2. A&M’s defense has been horrible all year and it’s hard to imagine MU’s balanced, up-tempo, spread attack not putting up yards and points galore. So again things come back to Manziel and Sumlin’s offense. Can they do damage to Missouri? Obviously they can, but the Tiger defense ranks second in the SEC behind Alabama in scoring defense (against all foes, SEC foes only, and BCS foes only). Dave Steckel’s crew will be tested by A&M’s broken play ability, but the Tigers are no joke on D, ranking just behind Bama in rushing defense, too.

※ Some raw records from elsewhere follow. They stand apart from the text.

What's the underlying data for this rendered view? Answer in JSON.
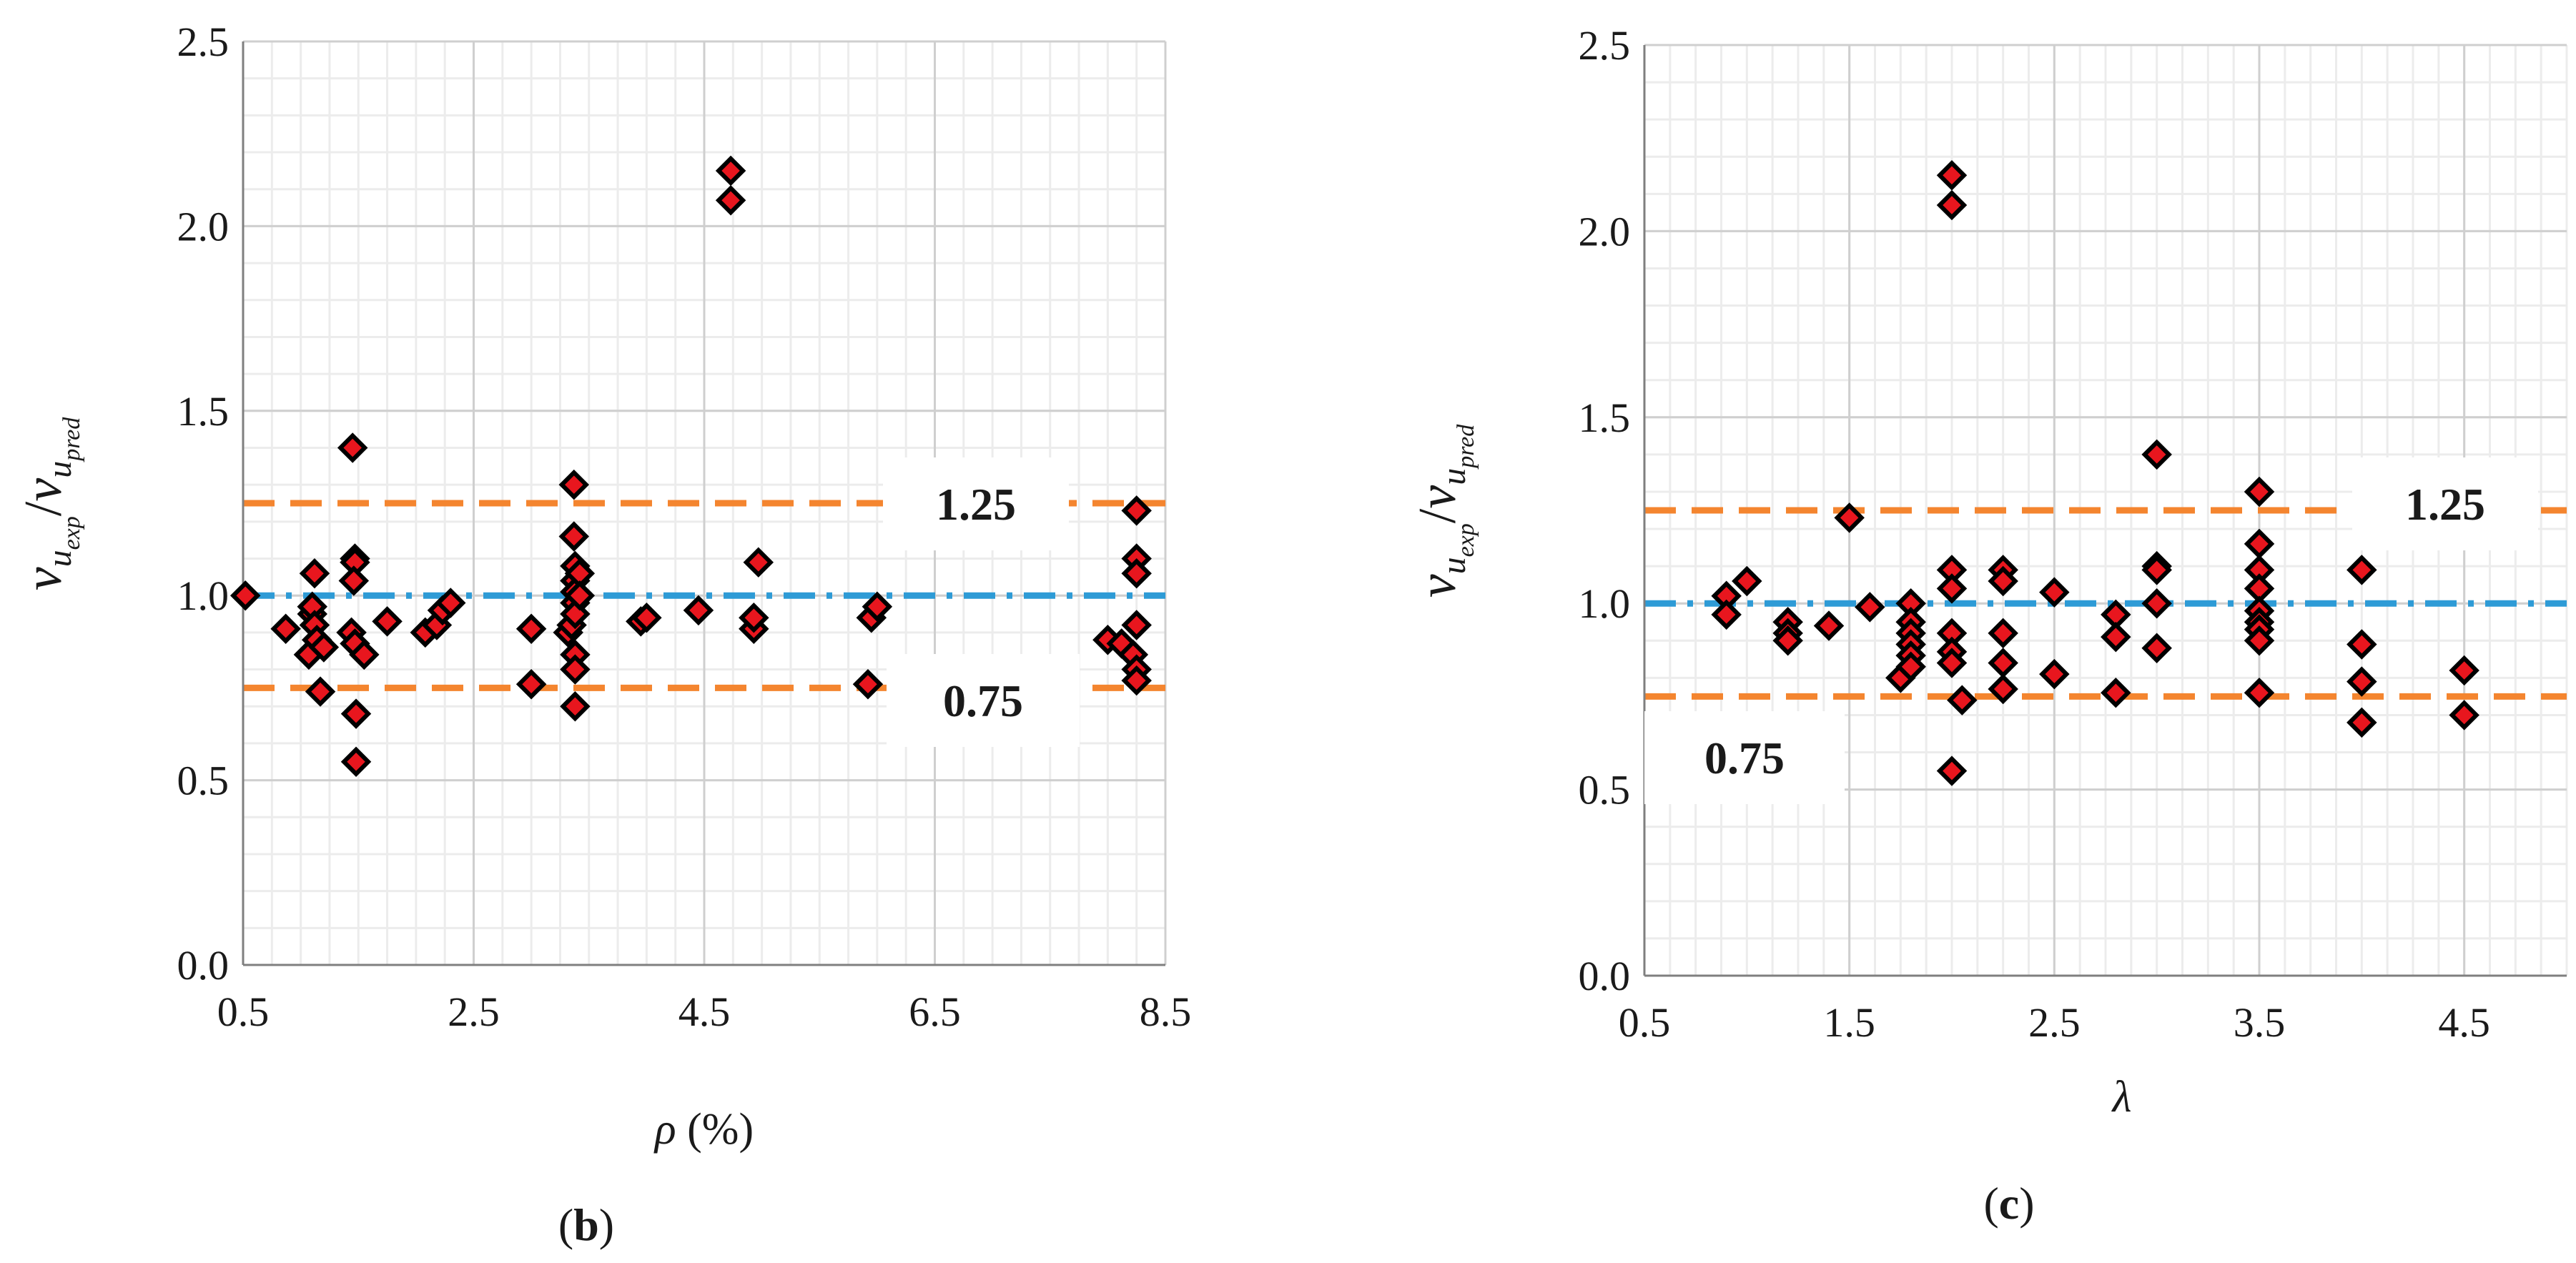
{
  "chart_data": [
    {
      "type": "scatter",
      "panel_label": "b",
      "xlabel_symbol": "ρ",
      "xlabel_unit": " (%)",
      "ylabel_main": "v",
      "ylabel_sub1": "u",
      "ylabel_sub2": "exp",
      "ylabel_sub3": "pred",
      "xlim": [
        0.5,
        8.5
      ],
      "ylim": [
        0.0,
        2.5
      ],
      "xticks": [
        0.5,
        2.5,
        4.5,
        6.5,
        8.5
      ],
      "xtick_labels": [
        "0.5",
        "2.5",
        "4.5",
        "6.5",
        "8.5"
      ],
      "yticks": [
        0.0,
        0.5,
        1.0,
        1.5,
        2.0,
        2.5
      ],
      "ytick_labels": [
        "0.0",
        "0.5",
        "1.0",
        "1.5",
        "2.0",
        "2.5"
      ],
      "reference_lines": [
        {
          "y": 1.25,
          "label": "1.25",
          "color": "#F4852F",
          "style": "dashed"
        },
        {
          "y": 1.0,
          "label": "",
          "color": "#2E9BD6",
          "style": "dash-dot"
        },
        {
          "y": 0.75,
          "label": "0.75",
          "color": "#F4852F",
          "style": "dashed"
        }
      ],
      "points": [
        [
          0.52,
          1.0
        ],
        [
          0.87,
          0.91
        ],
        [
          1.07,
          0.84
        ],
        [
          1.1,
          0.95
        ],
        [
          1.1,
          0.97
        ],
        [
          1.12,
          1.06
        ],
        [
          1.12,
          0.92
        ],
        [
          1.14,
          0.88
        ],
        [
          1.17,
          0.74
        ],
        [
          1.2,
          0.86
        ],
        [
          1.45,
          1.4
        ],
        [
          1.47,
          1.1
        ],
        [
          1.47,
          1.09
        ],
        [
          1.46,
          1.04
        ],
        [
          1.44,
          0.9
        ],
        [
          1.47,
          0.87
        ],
        [
          1.48,
          0.68
        ],
        [
          1.48,
          0.55
        ],
        [
          1.55,
          0.84
        ],
        [
          1.75,
          0.93
        ],
        [
          2.08,
          0.9
        ],
        [
          2.18,
          0.92
        ],
        [
          2.23,
          0.96
        ],
        [
          2.3,
          0.98
        ],
        [
          3.0,
          0.91
        ],
        [
          3.0,
          0.76
        ],
        [
          3.32,
          0.9
        ],
        [
          3.35,
          0.92
        ],
        [
          3.37,
          1.3
        ],
        [
          3.37,
          1.16
        ],
        [
          3.38,
          1.08
        ],
        [
          3.38,
          1.04
        ],
        [
          3.38,
          1.01
        ],
        [
          3.38,
          0.98
        ],
        [
          3.38,
          0.95
        ],
        [
          3.38,
          0.84
        ],
        [
          3.38,
          0.8
        ],
        [
          3.38,
          0.7
        ],
        [
          3.42,
          1.06
        ],
        [
          3.42,
          1.0
        ],
        [
          3.95,
          0.93
        ],
        [
          4.0,
          0.94
        ],
        [
          4.45,
          0.96
        ],
        [
          4.73,
          2.15
        ],
        [
          4.73,
          2.07
        ],
        [
          4.93,
          0.91
        ],
        [
          4.93,
          0.94
        ],
        [
          4.97,
          1.09
        ],
        [
          5.92,
          0.76
        ],
        [
          5.95,
          0.94
        ],
        [
          6.0,
          0.97
        ],
        [
          8.0,
          0.88
        ],
        [
          8.12,
          0.87
        ],
        [
          8.25,
          1.23
        ],
        [
          8.25,
          1.1
        ],
        [
          8.25,
          1.06
        ],
        [
          8.25,
          0.92
        ],
        [
          8.22,
          0.84
        ],
        [
          8.25,
          0.8
        ],
        [
          8.25,
          0.77
        ]
      ]
    },
    {
      "type": "scatter",
      "panel_label": "c",
      "xlabel_symbol": "λ",
      "xlabel_unit": "",
      "ylabel_main": "v",
      "ylabel_sub1": "u",
      "ylabel_sub2": "exp",
      "ylabel_sub3": "pred",
      "xlim": [
        0.5,
        5.0
      ],
      "ylim": [
        0.0,
        2.5
      ],
      "xticks": [
        0.5,
        1.5,
        2.5,
        3.5,
        4.5
      ],
      "xtick_labels": [
        "0.5",
        "1.5",
        "2.5",
        "3.5",
        "4.5"
      ],
      "yticks": [
        0.0,
        0.5,
        1.0,
        1.5,
        2.0,
        2.5
      ],
      "ytick_labels": [
        "0.0",
        "0.5",
        "1.0",
        "1.5",
        "2.0",
        "2.5"
      ],
      "reference_lines": [
        {
          "y": 1.25,
          "label": "1.25",
          "color": "#F4852F",
          "style": "dashed"
        },
        {
          "y": 1.0,
          "label": "",
          "color": "#2E9BD6",
          "style": "dash-dot"
        },
        {
          "y": 0.75,
          "label": "0.75",
          "color": "#F4852F",
          "style": "dashed"
        }
      ],
      "points": [
        [
          0.9,
          1.02
        ],
        [
          0.9,
          0.97
        ],
        [
          1.0,
          1.06
        ],
        [
          1.2,
          0.95
        ],
        [
          1.2,
          0.92
        ],
        [
          1.2,
          0.9
        ],
        [
          1.4,
          0.94
        ],
        [
          1.5,
          1.23
        ],
        [
          1.6,
          0.99
        ],
        [
          1.75,
          0.8
        ],
        [
          1.8,
          1.0
        ],
        [
          1.8,
          0.95
        ],
        [
          1.8,
          0.92
        ],
        [
          1.8,
          0.89
        ],
        [
          1.8,
          0.86
        ],
        [
          1.8,
          0.83
        ],
        [
          2.0,
          2.15
        ],
        [
          2.0,
          2.07
        ],
        [
          2.0,
          1.09
        ],
        [
          2.0,
          1.04
        ],
        [
          2.0,
          0.92
        ],
        [
          2.0,
          0.87
        ],
        [
          2.0,
          0.84
        ],
        [
          2.0,
          0.55
        ],
        [
          2.05,
          0.74
        ],
        [
          2.25,
          1.09
        ],
        [
          2.25,
          1.06
        ],
        [
          2.25,
          0.92
        ],
        [
          2.25,
          0.84
        ],
        [
          2.25,
          0.77
        ],
        [
          2.5,
          1.03
        ],
        [
          2.5,
          0.81
        ],
        [
          2.8,
          0.97
        ],
        [
          2.8,
          0.91
        ],
        [
          2.8,
          0.76
        ],
        [
          3.0,
          1.4
        ],
        [
          3.0,
          1.1
        ],
        [
          3.0,
          1.09
        ],
        [
          3.0,
          1.0
        ],
        [
          3.0,
          0.88
        ],
        [
          3.5,
          1.3
        ],
        [
          3.5,
          1.16
        ],
        [
          3.5,
          1.09
        ],
        [
          3.5,
          1.04
        ],
        [
          3.5,
          0.98
        ],
        [
          3.5,
          0.95
        ],
        [
          3.5,
          0.93
        ],
        [
          3.5,
          0.9
        ],
        [
          3.5,
          0.76
        ],
        [
          4.0,
          1.09
        ],
        [
          4.0,
          0.89
        ],
        [
          4.0,
          0.79
        ],
        [
          4.0,
          0.68
        ],
        [
          4.5,
          0.82
        ],
        [
          4.5,
          0.7
        ]
      ]
    }
  ],
  "colors": {
    "marker_fill": "#E8161E",
    "marker_stroke": "#000000",
    "grid_major": "#cfcfcf",
    "grid_minor": "#ececec",
    "axis": "#7f7f7f",
    "ref_orange": "#F4852F",
    "ref_blue": "#2E9BD6"
  }
}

3. Upsets typically require turnovers, but that’s not a stat that works in A&M’s favor. Missouri is plus-14 overall while the Aggies are even with 20 takeaways and 20 giveaways so far. In conference games, the difference between the two squads is even more pronounced: Tigers plus-10, Ags minus-seven.
Bonus: Pressure busts pipes. The pressure will be on Mizzou tomorrow night to fend off Texas A&M and lock up a trip to Atlanta in just its second year in the Southeastern Conference. How will James Franklin and crew hold up under that weight?